Wenn wir nun den Mittelgang entlang auf den Altar zugehen, dann kommen wir zunächst zum hölzernen Taufstein. Er wurde mitsamt dem Taufsteindeckel und dem Hochaltar von einem unmöglichen Anstrich befreit und restauriert, das gleiche gilt für die Kanzel aus dem Jahr 1844. Der Unterbau des Altares sowie die Altarplatte selbst stammen aus dem 16. Jahrhundert. Auf der Empore, der Kanzel gegenüber, steht die Orgel aus dem Jahr 1802 in ihrem klassizistischen Prospekt. Werfen wir zuletzt noch einen abschließenden Blick in den Chorraum.
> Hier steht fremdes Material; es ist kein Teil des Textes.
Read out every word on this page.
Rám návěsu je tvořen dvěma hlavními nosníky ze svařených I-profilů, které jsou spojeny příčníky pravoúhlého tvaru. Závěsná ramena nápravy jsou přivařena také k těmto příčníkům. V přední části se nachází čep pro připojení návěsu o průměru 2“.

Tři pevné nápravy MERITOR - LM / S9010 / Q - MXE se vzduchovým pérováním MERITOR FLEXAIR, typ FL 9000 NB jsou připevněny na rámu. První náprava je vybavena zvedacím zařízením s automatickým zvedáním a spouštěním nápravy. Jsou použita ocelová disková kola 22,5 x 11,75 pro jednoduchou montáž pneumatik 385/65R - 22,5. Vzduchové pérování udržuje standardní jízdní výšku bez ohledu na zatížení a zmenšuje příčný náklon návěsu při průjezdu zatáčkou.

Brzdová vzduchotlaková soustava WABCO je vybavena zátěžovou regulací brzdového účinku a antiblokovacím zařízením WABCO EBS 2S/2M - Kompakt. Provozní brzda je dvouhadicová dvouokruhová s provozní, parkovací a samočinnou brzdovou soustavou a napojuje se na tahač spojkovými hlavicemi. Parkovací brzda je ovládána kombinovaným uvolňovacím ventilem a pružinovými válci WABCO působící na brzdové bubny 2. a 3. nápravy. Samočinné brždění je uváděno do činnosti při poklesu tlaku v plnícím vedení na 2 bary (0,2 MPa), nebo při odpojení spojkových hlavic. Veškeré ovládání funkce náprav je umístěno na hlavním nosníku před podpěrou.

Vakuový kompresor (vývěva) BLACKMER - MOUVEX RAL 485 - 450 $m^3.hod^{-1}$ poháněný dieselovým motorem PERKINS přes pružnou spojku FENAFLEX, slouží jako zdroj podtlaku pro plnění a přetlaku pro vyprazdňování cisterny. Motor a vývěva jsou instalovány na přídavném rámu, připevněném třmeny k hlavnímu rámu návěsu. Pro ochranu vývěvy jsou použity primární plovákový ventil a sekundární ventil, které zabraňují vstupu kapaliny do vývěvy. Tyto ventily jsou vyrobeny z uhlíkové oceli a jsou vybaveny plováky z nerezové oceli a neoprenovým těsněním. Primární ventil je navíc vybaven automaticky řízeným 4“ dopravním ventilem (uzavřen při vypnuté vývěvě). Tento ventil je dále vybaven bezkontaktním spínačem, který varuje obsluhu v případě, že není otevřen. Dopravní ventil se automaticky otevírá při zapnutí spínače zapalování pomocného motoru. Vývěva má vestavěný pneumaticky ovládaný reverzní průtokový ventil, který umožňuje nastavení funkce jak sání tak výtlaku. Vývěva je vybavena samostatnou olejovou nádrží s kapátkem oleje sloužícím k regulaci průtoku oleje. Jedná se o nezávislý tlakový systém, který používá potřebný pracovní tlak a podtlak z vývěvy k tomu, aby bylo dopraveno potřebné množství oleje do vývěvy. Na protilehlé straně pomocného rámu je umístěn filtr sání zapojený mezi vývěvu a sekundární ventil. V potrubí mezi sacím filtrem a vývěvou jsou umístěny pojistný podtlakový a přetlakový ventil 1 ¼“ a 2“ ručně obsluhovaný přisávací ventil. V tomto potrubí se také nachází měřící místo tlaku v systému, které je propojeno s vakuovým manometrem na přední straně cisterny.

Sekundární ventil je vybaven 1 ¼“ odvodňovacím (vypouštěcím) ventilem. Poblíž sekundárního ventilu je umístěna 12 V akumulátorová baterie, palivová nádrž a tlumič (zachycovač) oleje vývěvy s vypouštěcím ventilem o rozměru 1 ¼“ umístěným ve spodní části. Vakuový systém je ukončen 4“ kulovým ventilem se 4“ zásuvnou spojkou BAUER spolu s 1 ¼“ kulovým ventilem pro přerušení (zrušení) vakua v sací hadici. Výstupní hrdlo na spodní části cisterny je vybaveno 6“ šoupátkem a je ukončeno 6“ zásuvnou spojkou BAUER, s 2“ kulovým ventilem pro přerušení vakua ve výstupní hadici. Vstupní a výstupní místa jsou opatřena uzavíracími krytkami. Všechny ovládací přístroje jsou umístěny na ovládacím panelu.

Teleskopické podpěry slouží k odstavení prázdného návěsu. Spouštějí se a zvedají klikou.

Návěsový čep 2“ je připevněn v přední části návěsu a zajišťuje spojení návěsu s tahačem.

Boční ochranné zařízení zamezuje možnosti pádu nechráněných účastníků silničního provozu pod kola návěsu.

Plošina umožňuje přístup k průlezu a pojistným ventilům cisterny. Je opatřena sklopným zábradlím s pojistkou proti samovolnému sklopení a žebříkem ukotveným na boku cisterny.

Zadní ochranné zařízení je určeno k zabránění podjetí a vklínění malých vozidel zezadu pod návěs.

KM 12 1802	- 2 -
Im runden Schlussstein des Kreuzgewölbes sehen wir das von einem Lorbeerkranz umrahmte Wappen der Reichsstadt Rothenburg. An der Decke des Gewölbes sind die vier Evangelisten, im Feld rechts vom Altar die Durchlässe für die Glockenseile zu sehen.

 

Eine Besonderheit gäbe es da noch über die Ohrenbacher Kirche zu berichten: Der Ohrenbacher Abendmahlskelch. Seine Entstehung fällt in die Zeit zwischen 1380 und 1400 und gehört zu den kostbarsten Goldschmiedearbeiten der Region. Der Kelch ist eine Stiftung der Rothenburger Patrizierfamilie Creglinger an das dortige Franziskanerkloster. Nach der Aufhebung des Klosters gelangte er 1544 in die Pfarrei Ohrenbach. Der Kelch ist aus Silber gefertigt und vergoldet, er zeigt eine Darstellung der Stigmatisierung des heiligen Franziskus und das Wappen der Familie Creglinger.

 

Vieles hat sich seit der Grundsteinlegung im 12. Jahrhundert in und um die Johanniskirche herum verändert, die Bestimmung des Gebäudes blieb die gleiche. Es ist ein Gotteshaus - Raum für Gebet und Gesang, Ort der Stille und des Hörens auf Gottes Wort. Die dicken Kirchenmauern geben ein Gefühl von Schutz und Geborgenheit, die massiven Türen scheinen die Welt dort draußen mit ihrer Hektik und Schnelllebigkeit auszusperren.